A bit of a different tack today. While flipping through yesterdays Metro newspaper, I came across two stories about housing.
The first highlighting house price rises throughout the UK and the other about children growing up in fuel poverty.
According to the Metro ‘Owning home ‘is a dream’ as prices rise by up to 17%’. Great. Wonderful. I always realised that the prospect of owning my own home is going to take longer than I would like. My partner and I have been renting now for five years, and quite frankly we’re tired. We can’t wait to own our own home. But with prices rising higher and higher the likelihood keeps moving beyond our reach. I must say that it’s not really the mortgage repayments that we’re not able to afford, although these will be higher no doubt than want we’re paying for rent, but also saving up the deposit, plus enough left in the kitty to make any changes that we may want – or need – to make with the house we eventually want to buy.
[Sorry for the quality. Taken from the Metro 30/1/14, Source: Land Registry]
The second story is very sad. It states that more than 2 million children are ‘growing up cold’ amid an escalating fuel poverty crisis.

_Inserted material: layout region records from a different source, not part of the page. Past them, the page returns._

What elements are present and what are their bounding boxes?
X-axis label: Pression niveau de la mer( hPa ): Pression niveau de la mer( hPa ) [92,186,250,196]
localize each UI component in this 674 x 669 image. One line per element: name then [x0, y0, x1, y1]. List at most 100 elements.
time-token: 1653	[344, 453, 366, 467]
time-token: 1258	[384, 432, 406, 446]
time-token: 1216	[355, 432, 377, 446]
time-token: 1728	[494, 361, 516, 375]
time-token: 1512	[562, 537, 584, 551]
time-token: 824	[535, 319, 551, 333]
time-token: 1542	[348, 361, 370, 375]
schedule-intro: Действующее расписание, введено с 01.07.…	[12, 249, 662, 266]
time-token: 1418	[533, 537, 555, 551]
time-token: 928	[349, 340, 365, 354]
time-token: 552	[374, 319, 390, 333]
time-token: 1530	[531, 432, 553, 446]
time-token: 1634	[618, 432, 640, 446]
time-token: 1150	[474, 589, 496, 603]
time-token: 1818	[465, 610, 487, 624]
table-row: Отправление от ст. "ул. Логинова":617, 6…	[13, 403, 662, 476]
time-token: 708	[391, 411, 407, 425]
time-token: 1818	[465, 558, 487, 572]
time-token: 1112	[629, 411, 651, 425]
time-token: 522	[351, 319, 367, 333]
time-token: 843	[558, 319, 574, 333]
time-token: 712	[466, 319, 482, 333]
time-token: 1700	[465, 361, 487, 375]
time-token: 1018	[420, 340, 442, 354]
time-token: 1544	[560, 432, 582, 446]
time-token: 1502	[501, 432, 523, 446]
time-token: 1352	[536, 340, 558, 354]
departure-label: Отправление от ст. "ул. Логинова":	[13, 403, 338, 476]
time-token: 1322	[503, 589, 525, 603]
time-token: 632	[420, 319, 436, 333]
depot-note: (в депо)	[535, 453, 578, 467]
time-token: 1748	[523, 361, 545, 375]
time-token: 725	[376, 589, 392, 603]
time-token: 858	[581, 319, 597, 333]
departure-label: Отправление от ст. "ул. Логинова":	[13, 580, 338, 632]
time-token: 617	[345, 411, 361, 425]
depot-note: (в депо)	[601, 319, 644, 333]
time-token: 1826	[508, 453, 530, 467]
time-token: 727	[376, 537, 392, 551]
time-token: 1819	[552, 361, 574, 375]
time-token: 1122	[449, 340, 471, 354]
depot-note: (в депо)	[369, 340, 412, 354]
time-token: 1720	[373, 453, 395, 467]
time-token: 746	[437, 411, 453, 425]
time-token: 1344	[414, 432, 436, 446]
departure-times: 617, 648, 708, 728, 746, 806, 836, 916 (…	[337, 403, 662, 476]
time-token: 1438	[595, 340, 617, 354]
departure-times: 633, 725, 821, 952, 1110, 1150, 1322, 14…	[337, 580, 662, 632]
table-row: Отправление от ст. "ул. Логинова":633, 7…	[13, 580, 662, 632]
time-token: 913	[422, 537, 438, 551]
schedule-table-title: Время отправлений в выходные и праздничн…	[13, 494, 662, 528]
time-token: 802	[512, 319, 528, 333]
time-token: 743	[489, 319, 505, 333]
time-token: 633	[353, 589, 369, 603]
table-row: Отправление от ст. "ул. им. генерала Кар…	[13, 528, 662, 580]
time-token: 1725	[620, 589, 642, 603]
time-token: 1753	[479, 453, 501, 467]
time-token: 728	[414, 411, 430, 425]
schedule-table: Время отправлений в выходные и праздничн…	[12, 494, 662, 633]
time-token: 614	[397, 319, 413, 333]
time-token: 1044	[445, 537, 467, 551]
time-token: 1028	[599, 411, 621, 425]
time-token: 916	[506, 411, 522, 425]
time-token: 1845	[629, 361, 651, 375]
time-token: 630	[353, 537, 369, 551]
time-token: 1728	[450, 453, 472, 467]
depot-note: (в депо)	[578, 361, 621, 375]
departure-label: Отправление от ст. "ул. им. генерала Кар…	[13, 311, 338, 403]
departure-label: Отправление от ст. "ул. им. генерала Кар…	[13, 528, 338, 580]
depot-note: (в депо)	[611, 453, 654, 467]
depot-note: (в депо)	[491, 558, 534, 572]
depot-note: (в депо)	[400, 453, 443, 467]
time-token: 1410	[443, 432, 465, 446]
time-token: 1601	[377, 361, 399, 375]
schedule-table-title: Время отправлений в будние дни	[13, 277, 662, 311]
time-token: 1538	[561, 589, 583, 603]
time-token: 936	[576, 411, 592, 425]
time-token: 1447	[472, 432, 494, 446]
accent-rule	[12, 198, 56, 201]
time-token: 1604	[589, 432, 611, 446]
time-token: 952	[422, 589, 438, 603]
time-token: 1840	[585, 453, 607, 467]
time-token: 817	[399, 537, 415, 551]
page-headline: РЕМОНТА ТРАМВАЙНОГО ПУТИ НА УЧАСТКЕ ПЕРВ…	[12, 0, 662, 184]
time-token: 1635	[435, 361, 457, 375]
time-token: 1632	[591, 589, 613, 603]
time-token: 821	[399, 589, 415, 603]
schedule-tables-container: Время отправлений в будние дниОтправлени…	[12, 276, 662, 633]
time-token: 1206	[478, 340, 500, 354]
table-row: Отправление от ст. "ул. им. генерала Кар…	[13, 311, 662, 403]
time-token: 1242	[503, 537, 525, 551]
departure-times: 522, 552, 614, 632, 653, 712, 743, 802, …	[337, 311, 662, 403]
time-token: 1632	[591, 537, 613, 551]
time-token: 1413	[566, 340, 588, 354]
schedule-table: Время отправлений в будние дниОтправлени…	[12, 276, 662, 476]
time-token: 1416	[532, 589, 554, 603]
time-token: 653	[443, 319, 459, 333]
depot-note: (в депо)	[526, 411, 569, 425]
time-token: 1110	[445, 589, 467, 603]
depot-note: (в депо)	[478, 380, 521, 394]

I can appreciate in this day and age with the technology and the access to housing insulation that we have that we shouldn’t be facing this. The economic crisis has plunged families into fuel poverty. But stories from my father (and mother) show that almost everyone of their generation grew up cold. No central heating, mornings where frost lined the inside of windows, cheaply made ‘pit houses’ with no insulation, and one warm bath a week. (My dad, as the eldest was the lucky one here out of his two brothers. The eldest got the first bath!) And this was only the 1960s. Not the 1860s. They grew up cold, but fine.
No one should have to live without warmth, not these days. But living in fuel poverty is not a new thing.